Towards Independence and Partition
·
Meanwhile, in 1940
the Muslim League had moved a resolution demanding “Independent States” for
Muslims in the north-western and eastern areas of the country. The resolution
did not mention partition or Pakistan.
·
From the late
1930s, the League began viewing the Muslims as a separate “nation” from the
Hindus. Moreimportantly, the provincial elections of 1937 seemed to have
convinced the League that Muslims were a minority, and they would always have
to play second fiddle in any democratic structure. It feared that Muslims may
even go unrepresented. The Congress’s rejection of the League’s desire to form
a joint CongressLeague government in the United Provinces in 1937 also annoyed
the League.
·
The Congress’s
failure to mobilise the Muslim masses in the 1930s allowed the League to widen
its social support. It sought to enlarge its support in the early 1940s when
most Congress leaders were in jail. At the end of the war in 1945, the British
opened negotiations between the Congress, the League and themselves for the
independence of India. The talks failed because the League saw itself as the
sole spokesperson of India’s Muslims. The Congress could not accept this claim
since a large number of Muslims still supported it.
·
Elections to the
provinces were again held in 1946. The Congress did well in the “General”

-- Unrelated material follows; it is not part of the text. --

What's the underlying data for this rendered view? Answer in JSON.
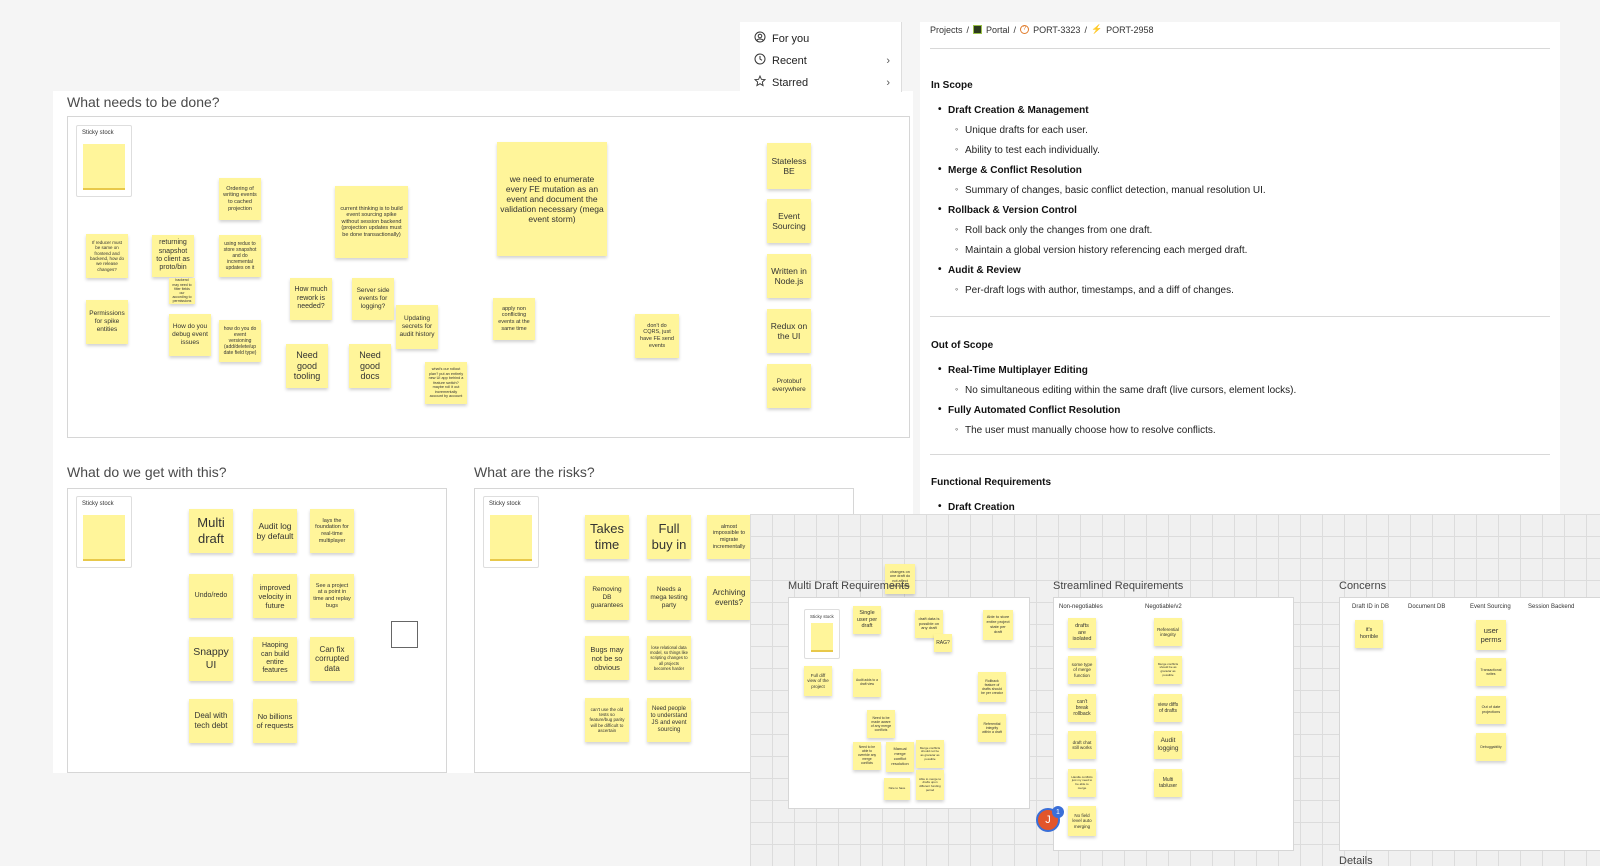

constituencies but the League’s success in the seats reserved for Muslims was
spectacular. It persisted with its demand for “Pakistan”.
·
In March 1946 the British
cabinet sent a three-member mission to Delhi to examine this demand and to
suggest a suitable political framework for a free India. This mission suggested
that India should remain united and constitute itself as a loose confederation
with some autonomy for Muslim-majority areas. But it could not get the Congress
and the Muslim League to agree to specific details of the proposal. Partition
now became more or less inevitable.
·
After the failure
of the Cabinet Mission, the Muslim League decided on mass agitation for winning
its Pakistan demand. It announced 16 August 1946 as “Direct Action Day”. On this day riots broke out
in Calcutta, lasting several days and resulting in the death of thousands of
people. By March 1947 violence spread to different parts of northern India.
·
Many hundred
thousand people were killed and numerous women had to face untold brutalities
during the Partition. Millions of people were forced to flee their homes. Torn
asunder from their homelands, they were reduced to being refugees in alien
lands.
·
Partition also
meant that India changed, many of its cities changed, and a new country –
Pakistan – was born. So, the joy of our country’s independence from British
rule came mixed with the pain and violence of Partition.